I am trying to do a simple thing: convert a JSON usually found in open data portals to further process the metadata with KNIME. However, I cannot get this to work:

GET Request node gets me this JSON:
https://www.data.gv.at/katalog/api/3/action/organization_show?id=stadt-linz

If tried JSON Path, where I want to select the users. The result is a List (collection of JSON). But when I then try to add a JSON to Table node, it just gets me the original “body” node, not the new users node.

When I try to directly connect the JSON to Table node to the GET request, I can manage, but then the resulting table is not organized in order of the JSON file, and only some columns are named with #1, #2, etc. others are not.

The JSON from the above example is not so complex, so this cannot be that hard. Can anybody help me out?

ScottF · February 22, 2022, 3:58pm

Hi @krabina and welcome to the forum.

Can you try an Ungroup node between the JSON Path and JSON to Table, like this?

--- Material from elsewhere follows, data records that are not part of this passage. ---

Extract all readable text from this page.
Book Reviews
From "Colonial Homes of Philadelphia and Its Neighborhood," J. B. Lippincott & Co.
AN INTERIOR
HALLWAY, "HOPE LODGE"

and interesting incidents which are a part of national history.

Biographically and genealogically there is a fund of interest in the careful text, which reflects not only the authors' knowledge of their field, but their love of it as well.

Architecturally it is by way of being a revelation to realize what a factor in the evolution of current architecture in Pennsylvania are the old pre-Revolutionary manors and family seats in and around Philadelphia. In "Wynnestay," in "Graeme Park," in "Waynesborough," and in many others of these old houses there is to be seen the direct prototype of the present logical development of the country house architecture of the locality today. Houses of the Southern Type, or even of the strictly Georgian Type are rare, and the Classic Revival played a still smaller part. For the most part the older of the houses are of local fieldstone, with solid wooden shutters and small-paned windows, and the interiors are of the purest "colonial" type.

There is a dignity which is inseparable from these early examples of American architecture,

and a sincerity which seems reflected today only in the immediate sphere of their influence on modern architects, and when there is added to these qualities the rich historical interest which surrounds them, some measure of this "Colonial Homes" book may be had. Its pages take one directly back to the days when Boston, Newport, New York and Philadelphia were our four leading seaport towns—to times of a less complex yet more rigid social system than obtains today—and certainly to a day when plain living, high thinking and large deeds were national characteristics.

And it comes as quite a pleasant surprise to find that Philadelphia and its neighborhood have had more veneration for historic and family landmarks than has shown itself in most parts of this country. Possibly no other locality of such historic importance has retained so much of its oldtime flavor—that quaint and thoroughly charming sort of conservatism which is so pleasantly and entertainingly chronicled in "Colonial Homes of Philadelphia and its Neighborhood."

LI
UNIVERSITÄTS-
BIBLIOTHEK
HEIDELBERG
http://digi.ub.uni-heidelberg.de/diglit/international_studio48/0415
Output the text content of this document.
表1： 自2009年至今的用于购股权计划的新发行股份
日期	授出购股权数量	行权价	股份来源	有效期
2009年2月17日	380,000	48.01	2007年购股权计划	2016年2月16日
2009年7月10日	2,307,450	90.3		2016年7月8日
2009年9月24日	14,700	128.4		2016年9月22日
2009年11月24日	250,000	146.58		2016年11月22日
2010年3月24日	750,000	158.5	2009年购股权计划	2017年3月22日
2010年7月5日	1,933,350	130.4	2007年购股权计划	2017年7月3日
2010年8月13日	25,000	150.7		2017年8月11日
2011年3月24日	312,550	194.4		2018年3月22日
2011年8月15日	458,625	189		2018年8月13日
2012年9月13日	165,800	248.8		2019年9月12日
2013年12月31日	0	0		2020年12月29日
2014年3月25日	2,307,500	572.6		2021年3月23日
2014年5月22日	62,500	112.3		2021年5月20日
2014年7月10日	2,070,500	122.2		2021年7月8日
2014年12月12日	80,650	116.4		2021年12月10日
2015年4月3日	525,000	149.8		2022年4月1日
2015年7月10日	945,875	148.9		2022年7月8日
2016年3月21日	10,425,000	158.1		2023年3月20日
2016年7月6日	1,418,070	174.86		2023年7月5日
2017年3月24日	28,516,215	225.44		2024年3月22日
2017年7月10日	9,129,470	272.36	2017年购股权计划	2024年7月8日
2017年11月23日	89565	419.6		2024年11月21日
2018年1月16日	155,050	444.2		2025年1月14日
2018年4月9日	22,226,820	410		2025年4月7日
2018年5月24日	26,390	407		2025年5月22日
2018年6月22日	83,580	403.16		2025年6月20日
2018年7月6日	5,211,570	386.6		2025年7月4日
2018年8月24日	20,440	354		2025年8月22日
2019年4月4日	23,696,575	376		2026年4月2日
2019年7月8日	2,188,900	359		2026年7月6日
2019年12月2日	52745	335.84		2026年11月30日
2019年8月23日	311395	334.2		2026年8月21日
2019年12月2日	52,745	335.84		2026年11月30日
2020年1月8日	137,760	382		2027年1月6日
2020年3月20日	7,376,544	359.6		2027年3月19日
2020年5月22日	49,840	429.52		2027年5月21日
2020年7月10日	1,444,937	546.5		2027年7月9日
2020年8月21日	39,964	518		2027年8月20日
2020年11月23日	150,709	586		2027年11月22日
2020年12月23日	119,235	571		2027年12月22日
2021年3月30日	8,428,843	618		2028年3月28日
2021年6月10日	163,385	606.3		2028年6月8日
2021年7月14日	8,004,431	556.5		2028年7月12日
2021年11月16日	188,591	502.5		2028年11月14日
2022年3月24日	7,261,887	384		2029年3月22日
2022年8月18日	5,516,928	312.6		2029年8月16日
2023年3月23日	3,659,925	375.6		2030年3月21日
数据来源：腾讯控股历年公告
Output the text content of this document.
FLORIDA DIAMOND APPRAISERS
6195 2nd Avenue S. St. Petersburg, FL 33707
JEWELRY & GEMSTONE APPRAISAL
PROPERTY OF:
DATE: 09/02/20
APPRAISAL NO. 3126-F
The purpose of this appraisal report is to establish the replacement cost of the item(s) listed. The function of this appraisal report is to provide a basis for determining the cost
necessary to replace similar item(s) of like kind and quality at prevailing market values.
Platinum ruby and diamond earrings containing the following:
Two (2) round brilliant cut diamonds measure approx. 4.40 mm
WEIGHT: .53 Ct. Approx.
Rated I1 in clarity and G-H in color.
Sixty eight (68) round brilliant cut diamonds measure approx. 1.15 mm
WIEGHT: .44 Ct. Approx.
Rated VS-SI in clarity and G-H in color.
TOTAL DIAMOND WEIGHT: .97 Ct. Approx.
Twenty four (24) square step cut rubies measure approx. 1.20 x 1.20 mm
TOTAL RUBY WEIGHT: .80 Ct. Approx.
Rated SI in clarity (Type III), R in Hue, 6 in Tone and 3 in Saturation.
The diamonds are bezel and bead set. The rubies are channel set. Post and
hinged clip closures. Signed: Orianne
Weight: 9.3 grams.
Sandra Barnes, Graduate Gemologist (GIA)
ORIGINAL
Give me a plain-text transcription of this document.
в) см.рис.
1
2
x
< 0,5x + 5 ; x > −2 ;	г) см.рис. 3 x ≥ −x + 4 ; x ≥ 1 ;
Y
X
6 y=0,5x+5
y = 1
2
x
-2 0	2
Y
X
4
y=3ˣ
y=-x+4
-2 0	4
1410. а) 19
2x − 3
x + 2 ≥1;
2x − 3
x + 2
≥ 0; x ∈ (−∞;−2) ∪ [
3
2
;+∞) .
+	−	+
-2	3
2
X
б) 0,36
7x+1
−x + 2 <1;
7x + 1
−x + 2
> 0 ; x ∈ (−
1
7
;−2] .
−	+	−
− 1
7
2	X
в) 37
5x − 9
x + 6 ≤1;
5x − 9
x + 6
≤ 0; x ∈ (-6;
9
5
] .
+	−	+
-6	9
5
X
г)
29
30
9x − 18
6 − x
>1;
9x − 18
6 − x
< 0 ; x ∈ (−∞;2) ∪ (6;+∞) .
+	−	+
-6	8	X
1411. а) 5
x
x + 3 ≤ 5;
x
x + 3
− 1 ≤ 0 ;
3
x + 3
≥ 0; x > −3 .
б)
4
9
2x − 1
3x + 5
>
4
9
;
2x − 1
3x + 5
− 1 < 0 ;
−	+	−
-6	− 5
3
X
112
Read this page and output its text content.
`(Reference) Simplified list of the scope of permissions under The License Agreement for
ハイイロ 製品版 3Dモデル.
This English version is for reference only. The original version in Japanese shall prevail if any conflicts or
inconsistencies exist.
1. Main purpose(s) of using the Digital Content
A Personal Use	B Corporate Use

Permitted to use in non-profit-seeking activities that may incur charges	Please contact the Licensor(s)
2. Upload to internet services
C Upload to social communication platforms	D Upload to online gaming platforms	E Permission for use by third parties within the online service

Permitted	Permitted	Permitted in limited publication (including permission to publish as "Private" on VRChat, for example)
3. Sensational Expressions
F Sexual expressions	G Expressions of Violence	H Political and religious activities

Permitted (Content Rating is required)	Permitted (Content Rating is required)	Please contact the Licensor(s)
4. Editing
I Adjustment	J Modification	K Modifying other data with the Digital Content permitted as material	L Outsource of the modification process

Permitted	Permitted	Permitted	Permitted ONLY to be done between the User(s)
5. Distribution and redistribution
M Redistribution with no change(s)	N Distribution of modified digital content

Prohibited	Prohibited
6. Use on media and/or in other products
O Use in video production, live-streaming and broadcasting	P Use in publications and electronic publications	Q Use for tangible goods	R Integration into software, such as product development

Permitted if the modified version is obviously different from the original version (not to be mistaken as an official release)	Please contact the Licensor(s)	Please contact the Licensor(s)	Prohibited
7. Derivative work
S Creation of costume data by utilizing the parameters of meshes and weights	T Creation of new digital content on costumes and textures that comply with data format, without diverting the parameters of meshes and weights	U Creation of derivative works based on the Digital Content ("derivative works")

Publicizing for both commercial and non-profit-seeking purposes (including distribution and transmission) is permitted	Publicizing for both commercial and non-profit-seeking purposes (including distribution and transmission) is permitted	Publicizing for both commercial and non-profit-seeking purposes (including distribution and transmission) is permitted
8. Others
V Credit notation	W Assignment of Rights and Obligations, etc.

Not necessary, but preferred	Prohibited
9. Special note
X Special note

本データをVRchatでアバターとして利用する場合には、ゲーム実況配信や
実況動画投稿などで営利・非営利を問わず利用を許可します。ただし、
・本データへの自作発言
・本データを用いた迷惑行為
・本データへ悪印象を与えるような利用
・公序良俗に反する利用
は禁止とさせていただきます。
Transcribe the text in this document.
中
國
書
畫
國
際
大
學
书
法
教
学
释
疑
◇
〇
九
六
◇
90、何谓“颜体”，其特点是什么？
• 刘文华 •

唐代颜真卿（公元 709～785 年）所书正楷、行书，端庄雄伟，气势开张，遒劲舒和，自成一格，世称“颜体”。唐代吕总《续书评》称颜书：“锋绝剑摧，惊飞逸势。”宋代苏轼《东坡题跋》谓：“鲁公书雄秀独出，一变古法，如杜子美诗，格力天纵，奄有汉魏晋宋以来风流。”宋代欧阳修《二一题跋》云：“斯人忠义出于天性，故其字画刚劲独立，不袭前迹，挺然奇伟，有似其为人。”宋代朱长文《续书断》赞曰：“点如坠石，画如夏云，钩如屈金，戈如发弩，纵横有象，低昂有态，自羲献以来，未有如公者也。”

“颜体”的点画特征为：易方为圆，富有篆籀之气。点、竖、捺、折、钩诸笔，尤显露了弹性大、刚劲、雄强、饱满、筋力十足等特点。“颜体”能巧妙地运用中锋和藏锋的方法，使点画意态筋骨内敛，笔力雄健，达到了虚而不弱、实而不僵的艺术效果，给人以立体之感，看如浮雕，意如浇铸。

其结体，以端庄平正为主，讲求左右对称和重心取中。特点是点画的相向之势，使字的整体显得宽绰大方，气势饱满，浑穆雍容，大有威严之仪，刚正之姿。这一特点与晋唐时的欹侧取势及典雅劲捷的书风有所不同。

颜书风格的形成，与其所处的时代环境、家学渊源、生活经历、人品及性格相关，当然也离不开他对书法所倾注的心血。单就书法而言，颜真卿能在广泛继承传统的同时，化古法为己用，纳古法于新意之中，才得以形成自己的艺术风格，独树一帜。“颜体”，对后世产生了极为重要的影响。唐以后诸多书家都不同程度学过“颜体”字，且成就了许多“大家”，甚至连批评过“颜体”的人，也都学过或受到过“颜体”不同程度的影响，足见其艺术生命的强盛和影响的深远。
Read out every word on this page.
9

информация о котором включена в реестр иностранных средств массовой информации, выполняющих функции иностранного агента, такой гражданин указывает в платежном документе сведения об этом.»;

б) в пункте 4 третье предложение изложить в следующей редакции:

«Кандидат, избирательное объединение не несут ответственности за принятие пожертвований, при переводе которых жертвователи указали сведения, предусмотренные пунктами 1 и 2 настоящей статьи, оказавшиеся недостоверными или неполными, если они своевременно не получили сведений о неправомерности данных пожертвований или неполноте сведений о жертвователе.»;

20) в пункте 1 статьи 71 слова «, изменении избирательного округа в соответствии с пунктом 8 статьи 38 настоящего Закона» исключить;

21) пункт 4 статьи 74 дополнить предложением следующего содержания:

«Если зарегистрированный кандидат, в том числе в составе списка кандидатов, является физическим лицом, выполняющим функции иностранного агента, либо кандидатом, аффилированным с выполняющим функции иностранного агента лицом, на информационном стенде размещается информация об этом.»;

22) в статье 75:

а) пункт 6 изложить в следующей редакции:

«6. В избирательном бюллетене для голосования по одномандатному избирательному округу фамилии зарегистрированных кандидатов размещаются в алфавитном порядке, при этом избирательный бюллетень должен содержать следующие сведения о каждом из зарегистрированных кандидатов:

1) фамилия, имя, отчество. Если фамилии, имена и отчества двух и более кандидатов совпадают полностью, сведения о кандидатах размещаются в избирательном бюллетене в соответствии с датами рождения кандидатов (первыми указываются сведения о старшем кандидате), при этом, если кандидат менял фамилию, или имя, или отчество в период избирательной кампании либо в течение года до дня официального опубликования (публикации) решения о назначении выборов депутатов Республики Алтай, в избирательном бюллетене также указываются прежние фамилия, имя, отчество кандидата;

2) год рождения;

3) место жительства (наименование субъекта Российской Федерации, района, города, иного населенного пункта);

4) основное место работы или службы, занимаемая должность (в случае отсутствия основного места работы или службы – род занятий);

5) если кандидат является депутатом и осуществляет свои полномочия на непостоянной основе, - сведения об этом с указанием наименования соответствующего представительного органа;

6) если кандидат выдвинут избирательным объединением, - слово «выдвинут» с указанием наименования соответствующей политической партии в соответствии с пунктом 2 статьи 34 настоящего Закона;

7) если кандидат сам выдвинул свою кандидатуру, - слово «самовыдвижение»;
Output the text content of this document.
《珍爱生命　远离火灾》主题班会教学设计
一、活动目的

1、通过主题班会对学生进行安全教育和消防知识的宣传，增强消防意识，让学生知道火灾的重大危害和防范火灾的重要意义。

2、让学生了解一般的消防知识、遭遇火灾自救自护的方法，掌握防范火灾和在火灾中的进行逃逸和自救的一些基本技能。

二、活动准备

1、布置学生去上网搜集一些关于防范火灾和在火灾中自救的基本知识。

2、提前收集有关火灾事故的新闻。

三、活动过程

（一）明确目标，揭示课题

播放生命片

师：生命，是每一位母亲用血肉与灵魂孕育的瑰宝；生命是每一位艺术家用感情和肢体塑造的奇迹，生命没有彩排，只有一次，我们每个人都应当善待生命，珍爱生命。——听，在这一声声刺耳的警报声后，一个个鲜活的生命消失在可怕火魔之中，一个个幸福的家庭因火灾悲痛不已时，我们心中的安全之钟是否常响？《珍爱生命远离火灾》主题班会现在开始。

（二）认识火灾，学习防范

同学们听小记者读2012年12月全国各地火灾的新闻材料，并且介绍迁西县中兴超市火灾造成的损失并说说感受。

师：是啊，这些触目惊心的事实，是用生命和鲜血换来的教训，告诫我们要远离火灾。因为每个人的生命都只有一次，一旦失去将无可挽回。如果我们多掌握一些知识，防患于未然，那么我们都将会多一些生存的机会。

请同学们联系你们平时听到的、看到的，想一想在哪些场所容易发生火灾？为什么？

2022-02-22 09_57_58-KNIME Analytics Platform

I think that should get you closer, based on my quick testing.

krabina · February 22, 2022, 4:21pm

Indeed, the Ungroup node was what I was not aware of. Awesome, thank you!

krabina · February 22, 2022, 4:40pm

Now I tried this with the actual dataset I am interested in: https://www.data.gv.at/katalog/api/3/action/organization_show?id=stadt-linz&include_users=no&include_tags=no&include_extras=no&include_followers=no&include_datasets=yes
This lists 745 rows, so should not be a big problem It runs quickly until the Ungroup. But the JSON to Table node takes forever and will not finish, but gets stuck at 2/745 “Row0_2”

Daniel_Weikert · February 22, 2022, 5:47pm

What are you extracting? The Json path and ungroup should already return a table.
br

ScottF · February 22, 2022, 5:57pm

Can you upload the current state of your workflow? As it is I’m just getting a bunch of missing values using the URL you provided.

krabina · February 22, 2022, 6:07pm

OGD Linz.knwf (17.8 KB)

Yes, the output from Ungroup shows a table (same as in the working users import. But then the JSON to Table converter fails.

ScottF · February 22, 2022, 6:38pm

I have the same issue. Not sure what is going on except to note that for whatever reason the data in the packages collection query seems to be quite large (as opposed to what showed up in the simpler users example above).

For example, if you filter down the packages collection query to a single row after the ungroup node, the JSON to Table node will finish, although it takes a while - eventually producing a table with over 41,000 columns.

Maybe the initial collection query is malformed somehow? There’s a LOT of data there.

Thyme · February 22, 2022, 6:47pm

You’re returning the paths instead of the values in the JSON Path node. Ungrouping that list ungroups it into multiple rows, while also copying the original JSON unmodified into all rows as well. Doing a JSON to Table node on 745 copies of that already somewhat large JSON probably froze your machine (mine as well )

Instead you’d want to return the values, and also return them as type JSON instead of String. Ungrouping that gives you 745 rows with a different package each. JSON to Table then gives a reasonable amount of 67 columns, though I’m not sure that’s exactly what you want? You might want to query your data manually, or chain another JSON Path to get the nested data.

parsing JSON output as CKAN.knwf (26.8 KB)

ScottF · February 22, 2022, 6:53pm

Thanks @Thyme, I was hoping someone would come along that’s more conversant in JSON parsing than I am

Thyme · February 22, 2022, 6:57pm

@ScottF Well, I’m an XML guy, but it translates to JSON fairly easy

krabina · February 22, 2022, 8:46pm

Thank you all for the very fast and successful help! I will try to improve this and share it as a workflow on the KNIME hub. Harvesting metadata from open data portals is something that potentially man other uses can be interested in as well!

The next step for me is to find ways to get a better overview over the data!

krabina · February 22, 2022, 8:55pm

btw. this works in basically all open data portals, because 90% of them use CKAN. So you could use this on govdata.de or other other open data portals:
API guide — CKAN 2.9.5 documentation

system · March 1, 2022, 8:55pm

This topic was automatically closed 7 days after the last reply. New replies are no longer allowed.